Como que desperta do transe, finalmente suas mãos tocaram o corpo dele, suas unhas bem cuidadas arranhando a pele de suas pernas, apalpando sem pudor o sexo dele, deslizando a palma da mão pela barriga e passando os dedos por dentro da sunga, acariciando sua glande com a palma da mão e ouvindo seu gemido de prazer ao seu toque. Ele retribuiu tirando seu biquíni e tocando o sexo dela. Ele gemeu e sua respiração ficou mais ofegante quando percebeu a que ponto sua excitação havia chegado. Molhou seus dedos dentro dela e provou seu gosto.

-"Você ficou mais gostosa ainda... Preciso sentir esse gosto na minha língua inteira..."

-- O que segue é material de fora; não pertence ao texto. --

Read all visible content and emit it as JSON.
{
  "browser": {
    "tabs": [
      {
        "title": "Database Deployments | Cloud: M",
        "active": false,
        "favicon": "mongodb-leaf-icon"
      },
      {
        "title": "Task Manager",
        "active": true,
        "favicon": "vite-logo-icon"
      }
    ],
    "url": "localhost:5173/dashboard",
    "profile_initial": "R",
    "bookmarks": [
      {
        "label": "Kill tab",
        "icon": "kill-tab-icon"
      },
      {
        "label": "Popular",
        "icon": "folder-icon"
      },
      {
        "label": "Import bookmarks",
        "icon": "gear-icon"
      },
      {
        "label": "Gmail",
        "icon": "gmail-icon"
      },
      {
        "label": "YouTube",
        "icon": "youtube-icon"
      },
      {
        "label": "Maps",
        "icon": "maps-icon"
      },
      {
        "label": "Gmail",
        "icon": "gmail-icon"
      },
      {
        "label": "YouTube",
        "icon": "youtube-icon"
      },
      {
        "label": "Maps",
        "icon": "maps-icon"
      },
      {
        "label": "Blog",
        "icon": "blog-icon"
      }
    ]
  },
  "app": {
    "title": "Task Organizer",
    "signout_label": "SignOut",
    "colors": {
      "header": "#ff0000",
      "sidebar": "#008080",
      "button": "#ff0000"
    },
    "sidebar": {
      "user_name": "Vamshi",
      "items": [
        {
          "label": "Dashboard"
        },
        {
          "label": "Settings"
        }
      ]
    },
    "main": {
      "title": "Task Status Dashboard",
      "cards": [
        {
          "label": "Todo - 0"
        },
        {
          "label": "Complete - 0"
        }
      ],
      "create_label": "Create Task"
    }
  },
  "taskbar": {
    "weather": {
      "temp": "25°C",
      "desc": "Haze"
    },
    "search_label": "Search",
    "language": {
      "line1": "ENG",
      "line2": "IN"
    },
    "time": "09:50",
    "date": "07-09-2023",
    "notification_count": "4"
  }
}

E ela não protestou quando ele levantou seu corpo até a borda da piscina, deixando o sexo dela na altura da sua boca. Ele era um especialista em sexo oral naquela época em que se conheceram, e ela não podia mais esperar para sentir seus lábios e sua língua dentro dela, lambendo, mordiscando, comendo... Ele parecia ouvir seus pensamentos, e a chupava com tanta perícia que ela gozou quase instantaneamente.

Os olhos dele procuraram os dela, fixando-se neles. Sem dizer palavra, sustentou seu corpo pelos quadris, e a deslizou, as pernas abertas, para a penetração vigorosa, o seu pênis tão duro que ela sentia sua pulsação dentro dela. Não demorou muito ele também gozou, num jorro veloz, o pênis encostado em sua barriga, espalhando sêmen por sobre seu abdome.

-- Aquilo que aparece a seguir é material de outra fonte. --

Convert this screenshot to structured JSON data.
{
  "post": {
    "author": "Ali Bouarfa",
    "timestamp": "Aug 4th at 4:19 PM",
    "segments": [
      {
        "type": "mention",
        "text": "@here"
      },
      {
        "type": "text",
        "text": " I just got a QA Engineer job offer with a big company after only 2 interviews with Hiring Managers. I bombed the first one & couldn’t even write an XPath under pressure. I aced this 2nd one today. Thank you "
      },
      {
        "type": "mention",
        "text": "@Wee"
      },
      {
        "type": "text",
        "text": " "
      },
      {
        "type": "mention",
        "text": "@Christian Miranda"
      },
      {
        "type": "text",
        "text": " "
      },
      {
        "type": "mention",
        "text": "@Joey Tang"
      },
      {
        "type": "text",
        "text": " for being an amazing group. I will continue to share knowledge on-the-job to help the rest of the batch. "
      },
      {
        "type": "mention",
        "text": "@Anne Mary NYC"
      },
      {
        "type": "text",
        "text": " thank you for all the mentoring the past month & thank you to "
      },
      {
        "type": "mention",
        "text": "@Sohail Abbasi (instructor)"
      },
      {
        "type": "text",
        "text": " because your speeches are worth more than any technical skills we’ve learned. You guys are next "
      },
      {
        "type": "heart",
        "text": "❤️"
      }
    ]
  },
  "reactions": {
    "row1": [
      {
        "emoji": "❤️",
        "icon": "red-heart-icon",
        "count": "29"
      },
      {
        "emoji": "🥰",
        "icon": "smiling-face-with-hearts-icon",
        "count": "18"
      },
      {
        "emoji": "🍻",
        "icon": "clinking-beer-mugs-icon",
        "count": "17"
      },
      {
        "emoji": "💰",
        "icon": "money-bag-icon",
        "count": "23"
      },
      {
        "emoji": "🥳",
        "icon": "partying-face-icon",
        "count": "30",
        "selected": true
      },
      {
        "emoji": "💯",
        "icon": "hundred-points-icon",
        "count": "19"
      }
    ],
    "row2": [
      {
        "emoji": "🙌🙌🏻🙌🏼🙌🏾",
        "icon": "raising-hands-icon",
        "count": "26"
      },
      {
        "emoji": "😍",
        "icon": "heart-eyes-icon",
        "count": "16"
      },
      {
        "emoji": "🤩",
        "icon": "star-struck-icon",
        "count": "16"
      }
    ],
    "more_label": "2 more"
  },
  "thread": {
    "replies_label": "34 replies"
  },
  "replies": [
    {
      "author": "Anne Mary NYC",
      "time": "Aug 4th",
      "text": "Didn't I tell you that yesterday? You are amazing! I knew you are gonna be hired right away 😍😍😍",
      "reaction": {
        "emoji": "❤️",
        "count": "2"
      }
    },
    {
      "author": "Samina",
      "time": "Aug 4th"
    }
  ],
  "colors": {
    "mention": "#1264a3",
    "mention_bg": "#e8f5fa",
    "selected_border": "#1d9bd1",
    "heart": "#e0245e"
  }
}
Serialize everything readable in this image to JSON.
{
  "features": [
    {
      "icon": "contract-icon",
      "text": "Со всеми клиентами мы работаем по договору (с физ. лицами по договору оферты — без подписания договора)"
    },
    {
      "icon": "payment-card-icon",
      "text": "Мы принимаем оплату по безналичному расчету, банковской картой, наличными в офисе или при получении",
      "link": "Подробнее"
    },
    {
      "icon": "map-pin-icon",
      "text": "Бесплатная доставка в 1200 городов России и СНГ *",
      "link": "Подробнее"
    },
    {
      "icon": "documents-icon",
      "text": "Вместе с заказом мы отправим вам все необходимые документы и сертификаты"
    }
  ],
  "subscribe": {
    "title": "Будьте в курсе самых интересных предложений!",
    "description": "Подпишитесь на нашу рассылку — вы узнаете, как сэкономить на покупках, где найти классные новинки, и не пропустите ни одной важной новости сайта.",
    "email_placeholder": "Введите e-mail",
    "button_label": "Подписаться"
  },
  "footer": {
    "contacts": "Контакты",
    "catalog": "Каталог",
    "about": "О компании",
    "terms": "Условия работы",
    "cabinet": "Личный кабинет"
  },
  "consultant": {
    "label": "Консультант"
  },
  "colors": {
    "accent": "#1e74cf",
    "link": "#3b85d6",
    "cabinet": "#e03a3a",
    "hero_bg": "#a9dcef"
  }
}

Ainda ficaram ali, imóveis, curtindo o momento, mal respirando. A ela parecia que aquilo viera bem a calhar - e não havia a menor necessidade de conversarem sobre o tinha acontecido. Ele quebrou o silêncio levantando-se, enrolando o corpo numa toalha e pegando um roupão para ela.

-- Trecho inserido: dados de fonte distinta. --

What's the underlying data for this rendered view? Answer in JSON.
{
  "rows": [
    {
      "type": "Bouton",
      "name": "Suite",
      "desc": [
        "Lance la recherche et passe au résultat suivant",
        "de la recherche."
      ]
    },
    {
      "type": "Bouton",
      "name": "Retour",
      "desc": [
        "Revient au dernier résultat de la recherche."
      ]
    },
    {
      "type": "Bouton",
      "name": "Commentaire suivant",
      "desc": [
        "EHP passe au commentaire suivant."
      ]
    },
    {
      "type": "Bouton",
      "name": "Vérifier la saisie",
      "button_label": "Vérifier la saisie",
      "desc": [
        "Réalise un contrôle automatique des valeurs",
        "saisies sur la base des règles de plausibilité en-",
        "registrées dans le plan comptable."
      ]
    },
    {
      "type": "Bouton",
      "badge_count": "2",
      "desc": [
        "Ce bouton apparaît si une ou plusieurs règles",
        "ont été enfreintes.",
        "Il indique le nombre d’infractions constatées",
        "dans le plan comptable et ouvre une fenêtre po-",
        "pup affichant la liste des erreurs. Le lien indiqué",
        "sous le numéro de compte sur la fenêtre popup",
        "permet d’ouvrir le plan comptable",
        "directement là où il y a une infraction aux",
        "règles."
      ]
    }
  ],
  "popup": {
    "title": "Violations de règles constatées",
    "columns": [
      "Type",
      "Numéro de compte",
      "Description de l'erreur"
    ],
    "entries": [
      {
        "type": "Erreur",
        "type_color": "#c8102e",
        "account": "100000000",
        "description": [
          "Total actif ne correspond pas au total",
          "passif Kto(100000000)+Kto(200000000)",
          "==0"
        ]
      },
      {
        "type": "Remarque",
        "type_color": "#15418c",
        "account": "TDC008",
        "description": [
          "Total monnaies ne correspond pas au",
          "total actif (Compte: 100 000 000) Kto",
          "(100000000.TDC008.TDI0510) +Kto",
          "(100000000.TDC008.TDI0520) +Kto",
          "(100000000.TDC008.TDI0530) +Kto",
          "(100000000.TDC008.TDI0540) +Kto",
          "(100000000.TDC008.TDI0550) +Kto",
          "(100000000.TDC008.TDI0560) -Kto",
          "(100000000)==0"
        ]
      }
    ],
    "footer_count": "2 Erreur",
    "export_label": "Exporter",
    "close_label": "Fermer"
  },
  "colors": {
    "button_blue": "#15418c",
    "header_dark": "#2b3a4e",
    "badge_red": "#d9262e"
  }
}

- "Quer me encontrar de novo, no Rio?"
- "Por que não?"

Então trocaram telefones, ela lhe disse que só estaria de volta dali a duas semanas, ele voltaria no dia seguinte - e despediram-se com um beijo suave, "beijo de aeroporto" - ela pensou.

Ficou ali por mais alguns minutos, depois levantou-se também, para subir. Descobriu que seu biquíni não estava lá. "Cretino, levou um souvenir..." Rindo com a ideia, foi para o quarto, tomou um banho morno e deitou ao lado do marido, que nem se mexeu. Ela pensou no que o namorado dissera, antes de ela contar sobre a viagem: "ele te trata como se você fosse um bichinho de estimação, como um peixe, a quem nem ao menos se precisa demonstrar afeto! Eu não sei como você consegue viver com ele! E agora mais essa: Lua de mel! Você é uma Pollyana mesmo..."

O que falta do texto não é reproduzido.